The Mudcat Café TM
Thread #143322   Message #3307826
Posted By: Jon Corelis
13-Feb-12 - 01:18 PM
Thread Name: A brief rebetika discography
Subject: A brief rebetika discography
Rebetika music has sometimes been called the Greek blues, and although musically it's not like the blues at all, the comparison is an apt one in that, like the blues, rebetika music grew out of a specific urban subculture and was associated with a certain type of life-style, in which poverty, oppression, sex, alcohol, drugs, and violence played prominent roles. Rebetika music basically grew out of the culture of the Greek refugees from Asia Minor in the early 1920s. These people were settled in Athens and other areas and continued to live for the most part in their own communities, often under conditions of great hardship. They created, through the fusion of the Anatolian musical modes they brought with them with native mainland Greek musical traditions, a unique new type of music called rebetika (no one really knows where the name came from, and English spellings vary) which reflected both the rough, oppressed condition of their lives and the resilience, toughness,and good humor which enabled them to survive.

Rebetika is also similar to the blues in the development of its social position. In the twenties and thirties it was popular with the urban poor who created it, later it became scorned as "low-class" music, and then in the sixties it experienced a revival, becoming immensely popular among young people, some of whom formed their own rebetika bands to revive the music of the great rebetika artists of the past.

Many of the books and recordings of rebetika are issued in Greece; they tend to be of variable quality and to go in and out of print frequently. This posting attempts to give a short list of materials readily available (with a couple of exceptions as noted) in English-language countries which can be especially recommended as introductory. Most are available from major on line merchants; for recordings, the issuing companies often have web sites for ordering.
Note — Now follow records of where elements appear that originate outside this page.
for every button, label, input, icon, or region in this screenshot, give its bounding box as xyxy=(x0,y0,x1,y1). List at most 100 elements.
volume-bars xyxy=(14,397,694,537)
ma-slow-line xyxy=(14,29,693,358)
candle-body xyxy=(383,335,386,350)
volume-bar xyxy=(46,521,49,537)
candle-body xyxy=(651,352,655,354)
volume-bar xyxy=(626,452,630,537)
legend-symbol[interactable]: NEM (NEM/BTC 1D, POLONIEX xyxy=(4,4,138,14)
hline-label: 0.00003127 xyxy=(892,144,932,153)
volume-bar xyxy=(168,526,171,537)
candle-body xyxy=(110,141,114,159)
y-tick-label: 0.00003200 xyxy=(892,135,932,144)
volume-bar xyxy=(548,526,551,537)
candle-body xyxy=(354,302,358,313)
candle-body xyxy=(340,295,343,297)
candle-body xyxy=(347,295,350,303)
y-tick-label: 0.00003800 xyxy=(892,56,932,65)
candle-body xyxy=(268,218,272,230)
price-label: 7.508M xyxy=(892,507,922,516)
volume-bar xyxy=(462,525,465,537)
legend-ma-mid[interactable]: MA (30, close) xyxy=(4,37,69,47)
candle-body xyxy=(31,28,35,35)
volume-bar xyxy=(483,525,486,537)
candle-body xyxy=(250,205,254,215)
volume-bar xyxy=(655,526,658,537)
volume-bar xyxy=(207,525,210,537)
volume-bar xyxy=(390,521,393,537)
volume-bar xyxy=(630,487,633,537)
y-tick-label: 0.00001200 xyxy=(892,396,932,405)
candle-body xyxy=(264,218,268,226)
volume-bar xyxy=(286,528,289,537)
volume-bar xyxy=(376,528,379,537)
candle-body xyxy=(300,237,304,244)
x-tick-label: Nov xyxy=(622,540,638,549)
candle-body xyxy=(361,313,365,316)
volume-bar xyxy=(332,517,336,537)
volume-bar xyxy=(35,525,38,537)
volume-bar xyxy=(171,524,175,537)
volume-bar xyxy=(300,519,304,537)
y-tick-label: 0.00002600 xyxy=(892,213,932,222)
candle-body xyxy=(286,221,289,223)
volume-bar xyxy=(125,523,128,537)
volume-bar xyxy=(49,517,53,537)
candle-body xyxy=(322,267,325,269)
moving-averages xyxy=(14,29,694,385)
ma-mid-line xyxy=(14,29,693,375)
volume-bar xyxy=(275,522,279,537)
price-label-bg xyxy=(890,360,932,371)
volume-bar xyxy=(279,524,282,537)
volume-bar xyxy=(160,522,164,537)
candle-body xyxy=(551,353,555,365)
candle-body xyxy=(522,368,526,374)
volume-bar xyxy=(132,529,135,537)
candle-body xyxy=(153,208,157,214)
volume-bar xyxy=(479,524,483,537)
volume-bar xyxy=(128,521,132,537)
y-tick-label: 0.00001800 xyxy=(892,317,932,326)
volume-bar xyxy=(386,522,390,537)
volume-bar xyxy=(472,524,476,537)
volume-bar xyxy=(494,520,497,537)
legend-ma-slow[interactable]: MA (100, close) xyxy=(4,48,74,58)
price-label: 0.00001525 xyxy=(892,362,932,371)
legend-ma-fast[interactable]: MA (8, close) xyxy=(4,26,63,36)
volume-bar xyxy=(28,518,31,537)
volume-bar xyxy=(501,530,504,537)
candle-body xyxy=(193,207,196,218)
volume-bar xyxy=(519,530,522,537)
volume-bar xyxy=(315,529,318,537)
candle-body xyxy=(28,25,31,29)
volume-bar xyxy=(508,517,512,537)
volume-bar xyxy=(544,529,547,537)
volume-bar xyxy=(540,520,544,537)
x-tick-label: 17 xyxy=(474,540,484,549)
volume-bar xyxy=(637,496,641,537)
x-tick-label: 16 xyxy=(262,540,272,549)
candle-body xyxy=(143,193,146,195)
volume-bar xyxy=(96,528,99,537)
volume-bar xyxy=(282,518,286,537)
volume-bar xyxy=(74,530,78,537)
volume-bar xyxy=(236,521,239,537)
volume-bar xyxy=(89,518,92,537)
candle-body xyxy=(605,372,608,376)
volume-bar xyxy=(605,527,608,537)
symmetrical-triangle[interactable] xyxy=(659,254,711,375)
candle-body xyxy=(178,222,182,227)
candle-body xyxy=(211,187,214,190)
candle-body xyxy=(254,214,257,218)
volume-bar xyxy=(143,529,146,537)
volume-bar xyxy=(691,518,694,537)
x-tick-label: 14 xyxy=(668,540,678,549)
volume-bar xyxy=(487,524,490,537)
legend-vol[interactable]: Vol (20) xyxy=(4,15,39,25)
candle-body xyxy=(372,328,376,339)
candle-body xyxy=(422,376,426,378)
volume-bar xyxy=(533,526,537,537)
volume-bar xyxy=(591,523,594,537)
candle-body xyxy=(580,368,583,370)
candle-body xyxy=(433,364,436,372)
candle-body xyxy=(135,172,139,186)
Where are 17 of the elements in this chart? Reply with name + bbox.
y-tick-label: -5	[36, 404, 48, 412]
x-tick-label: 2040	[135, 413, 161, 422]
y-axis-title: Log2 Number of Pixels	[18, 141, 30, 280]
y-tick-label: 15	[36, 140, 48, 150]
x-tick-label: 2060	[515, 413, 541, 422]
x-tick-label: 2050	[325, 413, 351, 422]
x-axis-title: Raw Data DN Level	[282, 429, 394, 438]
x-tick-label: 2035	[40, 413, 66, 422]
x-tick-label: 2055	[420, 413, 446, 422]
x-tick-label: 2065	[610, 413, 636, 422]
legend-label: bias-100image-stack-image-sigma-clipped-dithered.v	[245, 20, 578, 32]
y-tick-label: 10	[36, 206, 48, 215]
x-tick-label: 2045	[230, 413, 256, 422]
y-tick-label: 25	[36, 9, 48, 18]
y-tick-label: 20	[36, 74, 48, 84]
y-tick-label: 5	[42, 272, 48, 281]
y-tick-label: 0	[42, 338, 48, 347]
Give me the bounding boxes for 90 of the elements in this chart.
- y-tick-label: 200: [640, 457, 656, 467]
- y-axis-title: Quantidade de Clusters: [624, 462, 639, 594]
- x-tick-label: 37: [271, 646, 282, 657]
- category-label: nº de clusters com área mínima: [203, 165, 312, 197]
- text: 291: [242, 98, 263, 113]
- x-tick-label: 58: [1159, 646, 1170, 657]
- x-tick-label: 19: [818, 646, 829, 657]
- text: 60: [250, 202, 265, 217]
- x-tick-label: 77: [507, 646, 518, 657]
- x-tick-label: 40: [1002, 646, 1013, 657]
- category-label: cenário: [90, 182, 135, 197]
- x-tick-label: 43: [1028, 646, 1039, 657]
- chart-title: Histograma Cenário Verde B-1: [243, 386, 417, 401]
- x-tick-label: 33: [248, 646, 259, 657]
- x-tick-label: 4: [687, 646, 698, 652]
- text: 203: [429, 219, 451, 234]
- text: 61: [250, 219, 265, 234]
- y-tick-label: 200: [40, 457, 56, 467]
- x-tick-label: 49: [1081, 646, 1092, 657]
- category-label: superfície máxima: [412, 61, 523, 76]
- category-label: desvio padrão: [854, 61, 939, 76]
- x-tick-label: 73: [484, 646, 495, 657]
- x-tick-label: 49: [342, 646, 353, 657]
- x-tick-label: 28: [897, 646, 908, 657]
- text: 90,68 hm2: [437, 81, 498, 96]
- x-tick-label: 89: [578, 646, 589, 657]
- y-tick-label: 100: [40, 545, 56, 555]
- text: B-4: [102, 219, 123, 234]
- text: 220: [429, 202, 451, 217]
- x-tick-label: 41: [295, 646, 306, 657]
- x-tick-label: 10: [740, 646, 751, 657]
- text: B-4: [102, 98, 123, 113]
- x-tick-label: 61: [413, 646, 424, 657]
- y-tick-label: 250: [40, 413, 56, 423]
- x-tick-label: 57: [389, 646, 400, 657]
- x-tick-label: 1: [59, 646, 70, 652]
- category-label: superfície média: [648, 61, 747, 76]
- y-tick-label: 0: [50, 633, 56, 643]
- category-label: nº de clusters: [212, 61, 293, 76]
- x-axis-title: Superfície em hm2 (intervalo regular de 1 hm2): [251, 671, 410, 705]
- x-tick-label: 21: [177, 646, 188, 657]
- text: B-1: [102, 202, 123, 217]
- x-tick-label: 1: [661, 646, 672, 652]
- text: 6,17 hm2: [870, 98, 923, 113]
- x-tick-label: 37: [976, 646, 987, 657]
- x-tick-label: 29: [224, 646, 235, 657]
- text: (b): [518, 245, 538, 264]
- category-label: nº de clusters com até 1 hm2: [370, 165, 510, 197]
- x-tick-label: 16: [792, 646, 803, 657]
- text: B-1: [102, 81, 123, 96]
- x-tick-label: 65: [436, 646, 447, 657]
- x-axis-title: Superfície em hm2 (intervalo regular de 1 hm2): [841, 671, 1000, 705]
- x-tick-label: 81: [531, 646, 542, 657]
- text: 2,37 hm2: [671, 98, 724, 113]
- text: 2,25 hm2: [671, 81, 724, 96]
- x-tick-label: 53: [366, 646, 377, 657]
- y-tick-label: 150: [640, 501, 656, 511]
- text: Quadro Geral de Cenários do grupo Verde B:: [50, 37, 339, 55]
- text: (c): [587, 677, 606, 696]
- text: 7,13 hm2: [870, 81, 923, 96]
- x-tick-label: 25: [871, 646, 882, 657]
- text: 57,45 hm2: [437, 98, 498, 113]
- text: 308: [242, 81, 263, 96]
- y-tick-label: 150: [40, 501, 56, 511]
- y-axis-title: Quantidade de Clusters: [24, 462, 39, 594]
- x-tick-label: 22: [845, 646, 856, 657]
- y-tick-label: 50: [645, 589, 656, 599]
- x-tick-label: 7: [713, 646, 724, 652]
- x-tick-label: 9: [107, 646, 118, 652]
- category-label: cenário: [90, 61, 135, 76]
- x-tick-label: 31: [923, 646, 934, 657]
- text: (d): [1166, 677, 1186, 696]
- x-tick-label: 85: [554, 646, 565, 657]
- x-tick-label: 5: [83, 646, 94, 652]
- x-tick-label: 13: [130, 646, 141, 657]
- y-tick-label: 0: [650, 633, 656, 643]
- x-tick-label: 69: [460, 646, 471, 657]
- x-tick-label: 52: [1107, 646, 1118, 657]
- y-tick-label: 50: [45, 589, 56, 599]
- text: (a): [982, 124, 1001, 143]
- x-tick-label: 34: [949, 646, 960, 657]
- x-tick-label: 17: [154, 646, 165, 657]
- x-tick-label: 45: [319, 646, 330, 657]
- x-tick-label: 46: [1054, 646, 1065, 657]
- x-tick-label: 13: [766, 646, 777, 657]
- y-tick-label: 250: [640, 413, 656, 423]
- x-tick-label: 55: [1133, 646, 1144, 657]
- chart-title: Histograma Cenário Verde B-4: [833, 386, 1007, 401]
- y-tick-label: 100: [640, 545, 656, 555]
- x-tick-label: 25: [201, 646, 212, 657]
Some of these recordings may now be available in whole or in part as MP3 downloads, but since the CD packaging often includes valuable notes and pictures, it's better to get the CDs.

CDs:

GREEK-ORIENTAL REBETICA SONGS & DANCES - Various Artists Arhoolie Issued twenty years ago and fortunately still in print, this disc forms an excellent introduction not only musically but historically, since it concentrates on very early rebetica and even includes some proto-rebetica styles.

REMBETICA: HISTORIC URBAN FOLK SONGS OF GREECE. Rounder Records. An excellent anthology including both old standards by famous artists and some interesting rarities, for instance, Agapios Tomboulis's Horos Dervisikos (Dervish Dance), a really wild Middle-Eastern style piece sung in Turkish. Very good notes, and all lyrics in Greek and English.   

ROUGH GUIDE TO REBETIKA An anthology with music and notes that maintain the high standard of the RG Music series, this particular CD is apparently out of print, but still available new and used from many vendors.

MARKOS VAMVAKARIS, BOUZOUKI PIONEER, 1932-1940 Rounder. Good anthology of perhaps the greatest of Rebetika artists.

ROZA ESKENAZI: REMBETISSA Also from Rounder; Roza is considered by many the greatest woman rebetika singer, and her songs will appeal especially to those who like the earlier, Anatolian-influenced rebetika.

WOMEN OF REMBETICA Another good anthology from Rounder.            
   
Books:
   
ROAD TO REMBETIKA : music of a Greek sub-culture : songs of love, sorrow and hashish by Gail Holst Published in various editions in Greece and elsewhere, of which I believe the most recent was 1994, this is one of the few books on the music available in English. Probably out of print, but seems to be readily available from on line vendors.
   
THE ROUGH GUIDE TO WORLD MUSIC: EUROPE, ASIA & PACIFIC, 3RD ED. 2009. This of course has become the standard guide to world music; the section on Greece includes brief but useful notes and cd recommendations for rebetika.

Special note: The most important collection of rebetika recordings is undoubtedly the six volumes of REBETIKI ISTORIA, originally issued in Greece, I think around 1970, on LP and subsequently reissued in cassette and CD forms. Though the liner notes are minimal and apparently no remastering has been done, this is still the collection to get for anyone seriously interested in the music, and in my opinion remains the best introduction to it. Unfortunately, it seems long out of print, but it may be possible to get copies of it from vendors specializing in used recordings. What is greatly needed is for this set to be reissued in remastered form with extensive and knowledgeable notes in an accompanying booklet giving background and lyrics, preferably in both Greek and English. If anyone reading this is involved in the recording industry and is looking for projects, this one would be a major contribution to world music, and might even have some commercial potential.
   
[This posting incorporates a revised version of material I've previously posted elsewhere on the internet, so if you find something similar somewhere else, it just means I'm plagiarizing myself.]